Introducing Marathon 1.4
For more than five years, DC/OS has enabled some of the largest, most sophisticated enterprises in the world to achieve unparalleled levels of efficiency, reliability, and scalability from their IT infrastructure. But now it is time to pass the torch to a new generation of technology: the D2iQ Kubernetes Platform (DKP). Why? Kubernetes has now achieved a level of capability that only DC/OS could formerly provide and is now evolving and improving far faster (as is true of its supporting ecosystem). That’s why we have chosen to sunset DC/OS, with an end-of-life date of October 31, 2021. With DKP, our customers get the same benefits provided by DC/OS and more, as well as access to the most impressive pace of innovation the technology world has ever seen. This was not an easy decision to make, but we are dedicated to enabling our customers to accelerate their digital transformations, so they can increase the velocity and responsiveness of their organizations to an ever-more challenging future. And the best way to do that right now is with DKP.
We are excited to announce the release of Marathon 1.4.2. Marathon is the container orchestrator powering Apache Mesos and DC/OS. Marathon 1.4.2 is part of DC/OS 1.9 and is also available for download as a standalone binary. This release includes a number of new features, bug fixes, and improvements. Along with performance and scalability improvements, Marathon now includes support for pods, Mesos-based health checks, improved ZK storage layout, and improved debugging support.
Support for Pods
Pods enable you to share storage, networking, and other resources among a group of applications on a single agent. You can then address them as one group rather than as separate applications and manage health as a unit.
Pods allow quick, convenient coordination between applications that need to work together. For example, a primary service and a related analytics service or log scraper. Pods are particularly useful for transitioning legacy applications to a microservices-based architecture.
The functionality of /v2/apps endpoint is still supported.
Support for Mesos-based health checks for HTTP, HTTPS, and TCP
Health checks are an integral part of application monitoring and have been available in Marathon since version 0.7.
Starting with Apache Mesos 1.1, you can now perform network-based health checks directly on the Mesos executor level.
Prior to this, health checks were only performed directly in Marathon. This was not ideal because:
- Marathon had to share the same network as the tasks to monitor so it could reach all launched tasks.
- Network partitions could lead to sub-optimal scheduling decisions.
- The health state of a task was not available via the Mesos state.
- Marathon health checks did not scale to large numbers of tasks.
For a deeper discussion on the tradeoffs between Mesos and Marathon-based health checks refer to this blog post series.
TL;DR: We strongly recommend Mesos-based health checks over Marathon-based health checks.
With this release, we deprecate Marathon-based health checks in favor of Mesos-based health checks.
For more details on how to use Mesos-based health checks, see the updated Marathon Health Check Documentation.
New ZK persistent storage layout
ZooKeeper has a limitation on the number of nodes it can store in a directory node and also on the size of one node (typically 1MB).

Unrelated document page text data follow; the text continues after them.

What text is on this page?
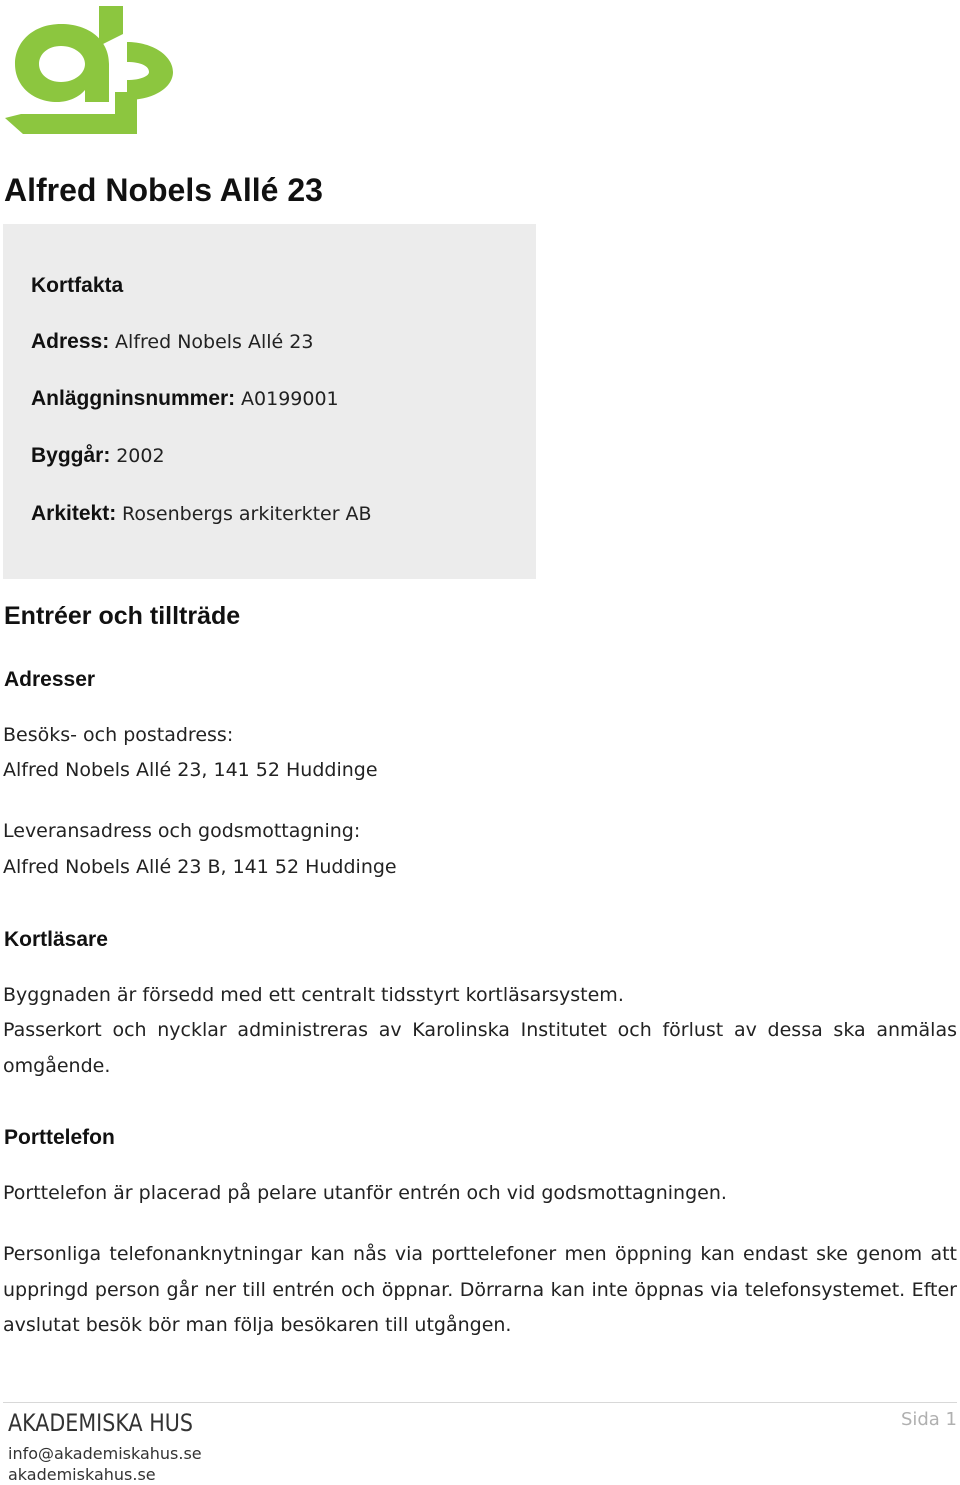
Alfred Nobels Allé 23

Kortfakta

Adress: Alfred Nobels Allé 23

Anläggninsnummer: A0199001

Byggår: 2002

Arkitekt: Rosenbergs arkiterkter AB

Entréer och tillträde
Adresser

Besöks- och postadress:

Alfred Nobels Allé 23, 141 52 Huddinge

Leveransadress och godsmottagning:

Alfred Nobels Allé 23 B, 141 52 Huddinge

Kortläsare

Byggnaden är försedd med ett centralt tidsstyrt kortläsarsystem.

Passerkort och nycklar administreras av Karolinska Institutet och förlust av dessa ska anmälas omgående.

Porttelefon

Porttelefon är placerad på pelare utanför entrén och vid godsmottagningen.

Personliga telefonanknytningar kan nås via porttelefoner men öppning kan endast ske genom att uppringd person går ner till entrén och öppnar. Dörrarna kan inte öppnas via telefonsystemet. Efter avslutat besök bör man följa besökaren till utgången.

AKADEMISKA HUS

info@akademiskahus.se

akademiskahus.se

Sida 1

Until version 1.3, Marathon used a flat storage layout in ZooKeeper and encountered limitations with large installations. The latest version of Marathon uses a nested storage layout, which significantly increases the number of nodes that can be stored.

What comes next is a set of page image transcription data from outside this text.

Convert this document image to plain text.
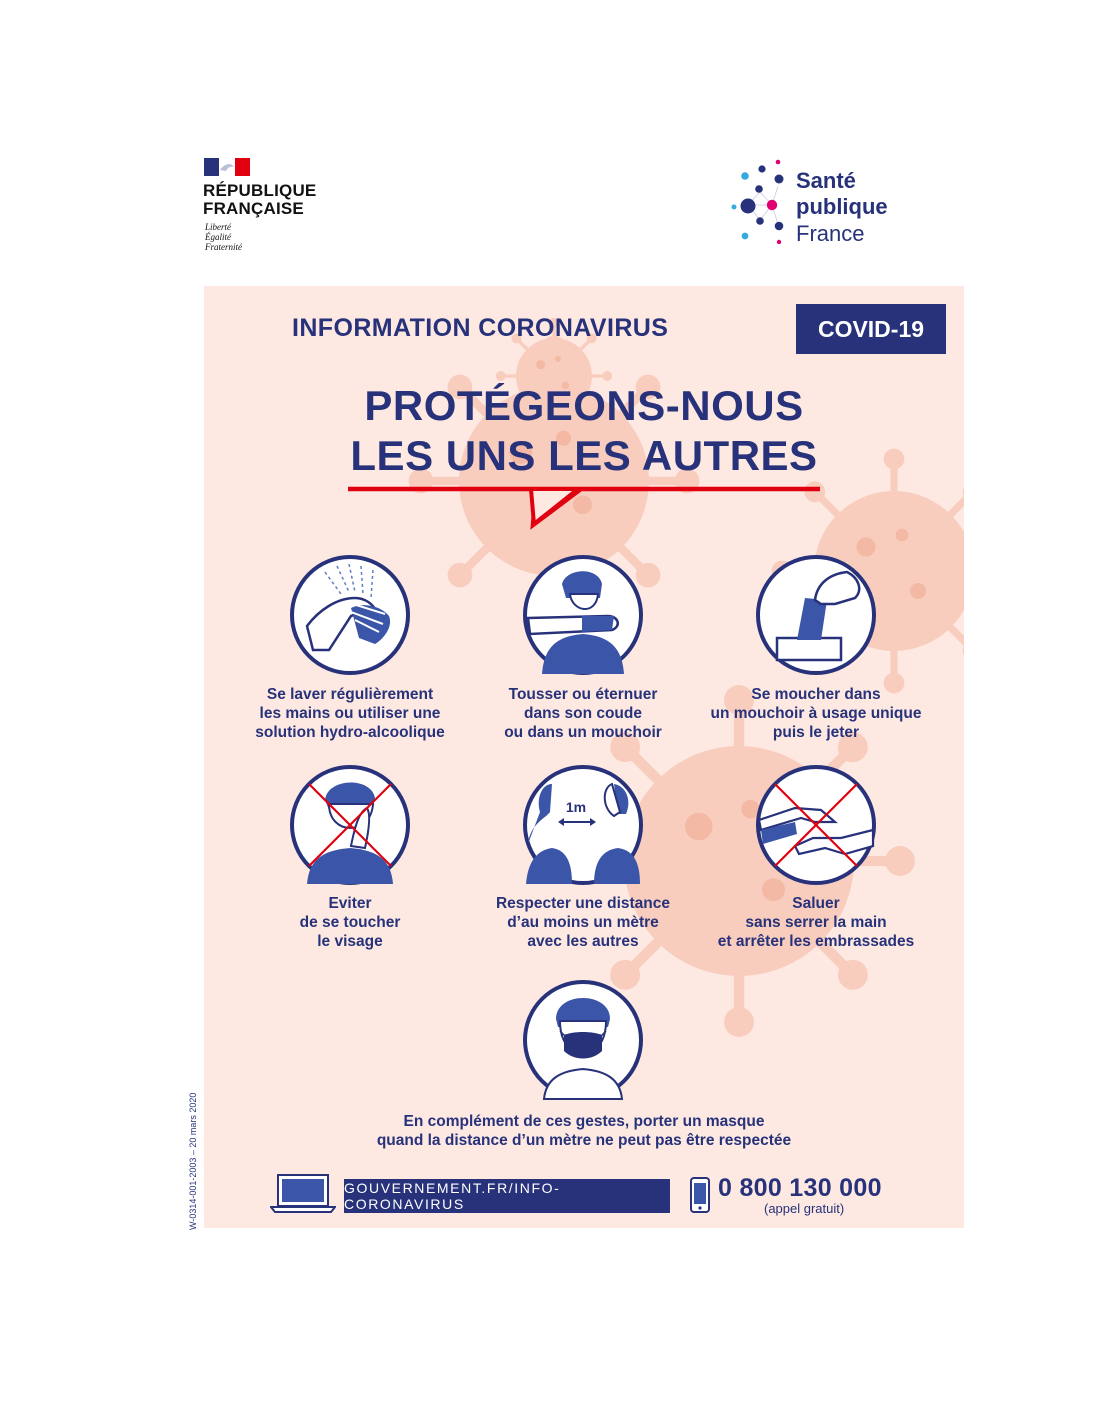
RÉPUBLIQUE
FRANÇAISE
Liberté
Égalité
Fraternité
Santé
publique
France
INFORMATION CORONAVIRUS	COVID-19
PROTÉGEONS-NOUS
LES UNS LES AUTRES
Se laver régulièrement
les mains ou utiliser une
solution hydro-alcoolique
Tousser ou éternuer
dans son coude
ou dans un mouchoir
Se moucher dans
un mouchoir à usage unique
puis le jeter
1m
Eviter
de se toucher
le visage
Respecter une distance
d’au moins un mètre
avec les autres
Saluer
sans serrer la main
et arrêter les embrassades
En complément de ces gestes, porter un masque
quand la distance d’un mètre ne peut pas être respectée
GOUVERNEMENT.FR/INFO-CORONAVIRUS
0 800 130 000
(appel gratuit)
W-0314-001-2003 – 20 mars 2020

Also, prior Marathon versions stored each group with all subgroups and applications inside a single node, which could lead to a node size larger than 1 MB, exceeding the maximum ZooKeeper node size. In version 1.4, Marathon stores a group only with references in order to keep node size under 1 MB.
When upgrading from to 1.4, Marathon will automatically migrate the old layout to the new one.
Improved Task Lost behavior
The connection between the Mesos master and an agent can be broken for several reasons (network partition, agent update, etc). When this happens, the master has limited knowledge of the status of the agent's tasks.
Prior versions of Apache Mesos declared such tasks as "lost" after a timeout and killed the tasks if the agent rejoins the cluster. Starting with Mesos 1.1, those tasks are declared unreachable, not lost. The scheduler that launched the tasks decides how to handle unreachable tasks.
Marathon 1.4 takes advantage of this feature this feature and adds an UnreachableStrategy to the AppDefinition and PodDefinition, which allows you to define:
- inactiveAfterSeconds: How long Marathon should wait to start a replacement task.
- expungeAfterSeconds: How long Marathon should wait for a task to come back.
If a task comes back and the replacement task is already started, Marathon needs to decide which task to kill. A user can define kill selection to determine whether an old or new task should be killed.
Insights into the Launch Process - AKA: Why isn't my app starting?
In order to schedule tasks, Marathon needs to find a matching offer from the Mesos Master.
The matching logic needs to consider a number of factors, like the resource requirements, resource roles, and constraints. There are situations when Marathon cannot fulfill a launch request, since there are no matching offers.
Previously, it was very hard for users to understand why Marathon could not fulfill launch requests. Marathon 1.4 gives insight into the launch process by analyzing all incoming offers and providing statistics about the reasons why offers are not matching. These statistics can be fetched via the /v2/queue endpoint. See the REST API Reference for more details.